German government slammed over debt-budget


In a sensational decision, the German Constitutional Court determined that the government’s budget is illegal and contrary to the constitution. This is the biggest possible humiliation that a government can get from the court.

The case was brought by the largest opposition party, the Christian Democratic Union (CDU). The specific point of contention was the misappropriation of funds incurred with debt for combating the Covid-19 pandemic and which, because they were not fully used, were moved to the climate fund of the Department of Economy and Climate.

To understand what happened, the lead-up and background is necessary.

Already in 2009, when the government of Angela Merkel’s CDU and Free Democratic Party of Germany (FDP) was still in charge, Germany had the so-called “Debt brakes” (public debt) incorporated into the constitution, which strongly curbs the debt on the budget to force the government to stay within its budget and not take on excessive debt.

This is a sensible arrangement and important for economic and fiscal stability. When the Covid-19 pandemic hit the world in 2020 and was (as we now know, too wrongly) considered the greatest threat since the Second World War, the debt default due to the supposed national emergency was set aside once and for all – all of this to incur large debts in order to be able to pay all the costs related to Covid-19, including subsidies for struggling businesses.

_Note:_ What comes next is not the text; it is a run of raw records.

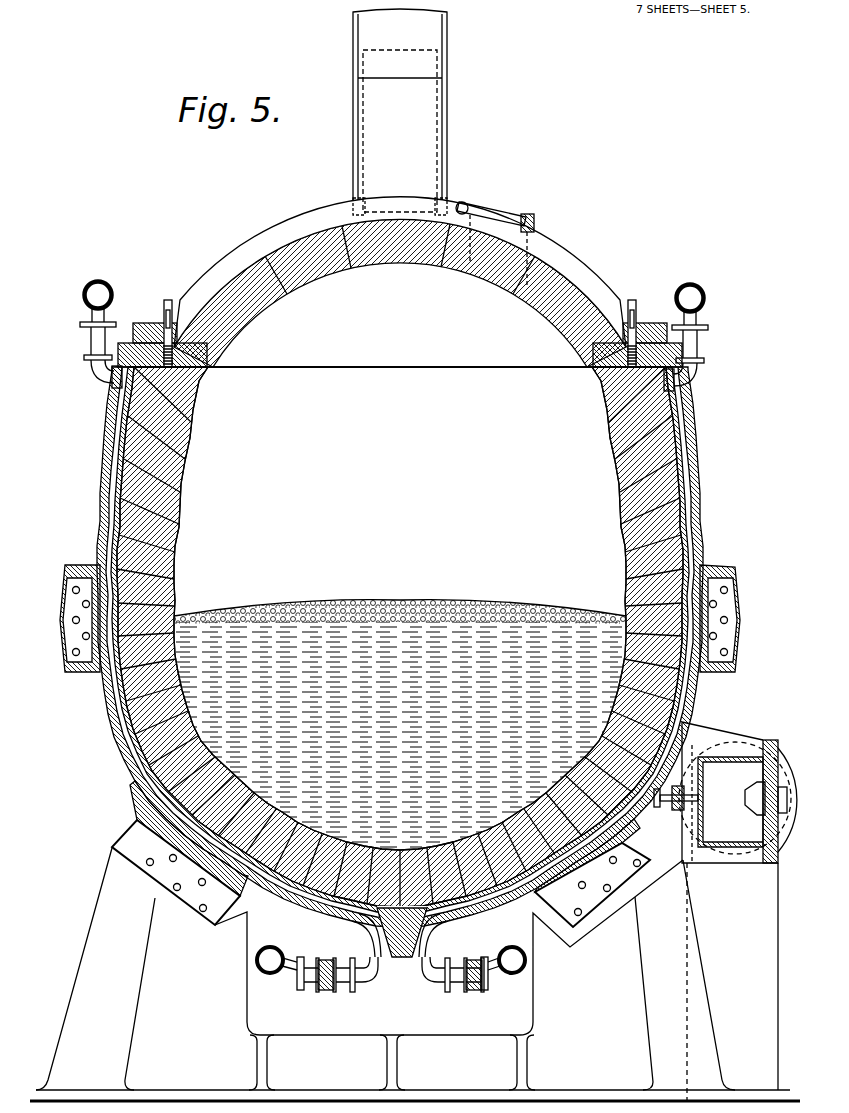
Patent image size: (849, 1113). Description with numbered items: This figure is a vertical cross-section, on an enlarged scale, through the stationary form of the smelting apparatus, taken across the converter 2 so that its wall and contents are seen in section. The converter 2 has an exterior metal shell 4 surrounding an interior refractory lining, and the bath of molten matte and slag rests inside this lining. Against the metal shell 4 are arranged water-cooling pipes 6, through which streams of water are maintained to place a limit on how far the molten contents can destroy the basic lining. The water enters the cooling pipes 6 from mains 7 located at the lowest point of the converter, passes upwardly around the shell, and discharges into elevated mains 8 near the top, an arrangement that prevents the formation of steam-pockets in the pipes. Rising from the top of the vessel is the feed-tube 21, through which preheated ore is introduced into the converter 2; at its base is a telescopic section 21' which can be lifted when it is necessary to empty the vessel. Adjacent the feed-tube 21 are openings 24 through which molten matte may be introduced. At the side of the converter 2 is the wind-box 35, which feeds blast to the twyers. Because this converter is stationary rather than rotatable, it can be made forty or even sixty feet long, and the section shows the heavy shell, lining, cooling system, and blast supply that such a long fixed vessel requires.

The converter 2 is at (400, 610).
The exterior metal shell 4 is at (103, 460).
The water-cooling pipes 6 is at (118, 492).
The mains 7 is at (270, 975).
The elevated mains 8 is at (113, 296).
The feed-tube 21 is at (400, 104).
The telescopic section 21' is at (400, 132).
The openings 24 is at (507, 218).
The wind-box 35 is at (725, 792).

However, when it appeared towards the end of 2021 that the pandemic was on its way out and was not as bad as expected, there was still 60 billion euros left in the emergency fund. The new government led by Olaf Scholtz and the Social Democrats (SPD), with the Greens and Free Democrats (FDP) as coalition partners, have written the fight against climate change on their banners and decided to pay the enormous costs for, among other things, the construction of alternative energy sources , to finance the energy-efficient conversion of businesses and homes from the emergency fund – still with government debt.

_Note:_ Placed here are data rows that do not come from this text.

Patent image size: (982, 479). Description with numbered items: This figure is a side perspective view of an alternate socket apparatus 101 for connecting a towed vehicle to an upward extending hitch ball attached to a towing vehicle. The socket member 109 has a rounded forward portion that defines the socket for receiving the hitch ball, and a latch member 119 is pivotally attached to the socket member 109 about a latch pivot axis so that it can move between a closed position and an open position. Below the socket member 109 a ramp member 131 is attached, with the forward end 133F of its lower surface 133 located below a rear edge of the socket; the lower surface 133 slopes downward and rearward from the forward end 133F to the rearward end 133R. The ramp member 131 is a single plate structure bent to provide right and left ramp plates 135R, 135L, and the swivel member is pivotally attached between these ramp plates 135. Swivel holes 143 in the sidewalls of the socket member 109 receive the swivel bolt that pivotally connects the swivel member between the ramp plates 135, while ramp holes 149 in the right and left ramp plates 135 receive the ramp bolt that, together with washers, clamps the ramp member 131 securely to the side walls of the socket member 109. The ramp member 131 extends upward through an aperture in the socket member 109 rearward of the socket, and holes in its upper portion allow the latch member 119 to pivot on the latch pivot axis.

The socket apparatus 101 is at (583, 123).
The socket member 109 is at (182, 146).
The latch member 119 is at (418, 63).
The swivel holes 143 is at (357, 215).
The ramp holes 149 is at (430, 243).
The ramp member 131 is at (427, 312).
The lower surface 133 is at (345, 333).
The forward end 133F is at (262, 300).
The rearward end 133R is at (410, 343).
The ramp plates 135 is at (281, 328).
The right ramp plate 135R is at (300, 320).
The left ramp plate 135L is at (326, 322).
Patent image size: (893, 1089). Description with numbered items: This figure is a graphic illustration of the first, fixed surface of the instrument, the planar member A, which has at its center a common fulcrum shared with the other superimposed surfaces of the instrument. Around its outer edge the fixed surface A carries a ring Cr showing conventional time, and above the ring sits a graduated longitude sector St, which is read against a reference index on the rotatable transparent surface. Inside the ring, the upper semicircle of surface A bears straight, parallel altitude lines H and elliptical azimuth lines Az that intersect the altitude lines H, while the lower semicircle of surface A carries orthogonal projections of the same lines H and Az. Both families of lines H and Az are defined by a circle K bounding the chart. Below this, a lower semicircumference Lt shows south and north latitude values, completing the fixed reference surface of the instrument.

The reasoning was that climate change is just as big a threat as the Covid-19 pandemic and it therefore justifies extraordinary expenditure regardless of the debt default. At the time, many experts warned against such a step, but especially the Greens and their Minister of Economy and Climate, Robert Habeck, held firm that it not only helps to break the global temperature rise, but also a kind of green economic boom would be caused by all the government money that is now being invested in the green transformation of the economy.

The Supreme Court has now given the green dreamers a loud wake-up call. It is certain that blame for one state of emergency (Covid-19) cannot be good-naturedly used for another. Whether climate change qualifies as a national emergency comparable to a pandemic or natural disaster has also been questioned. Furthermore, funds earmarked for one specific budget year cannot simply be transferred to the next budget year.

The climate fund is now suddenly without the necessary money for all the projects that have already been launched. No one knows where the money will come from now. Both tax increases with already some of the highest taxes in the world, as well as savings in other places do not seem to be an option. However, this is not only embarrassing for Habeck and the Greens and Scholtz, but especially also for the finance minister, Christian Lindner (FDP) – he always advocates for fiscal discipline, but approved the misuse of these funds himself.

This comes at a time when the popularity of the German government is already at its lowest point and the three coalition partners regularly fight with each other. Other major crises, such as the uncontrolled influx of migrants, also put the government under pressure and there is no consensus on the right approach to this issue. A breakup of the coalition is even now possible.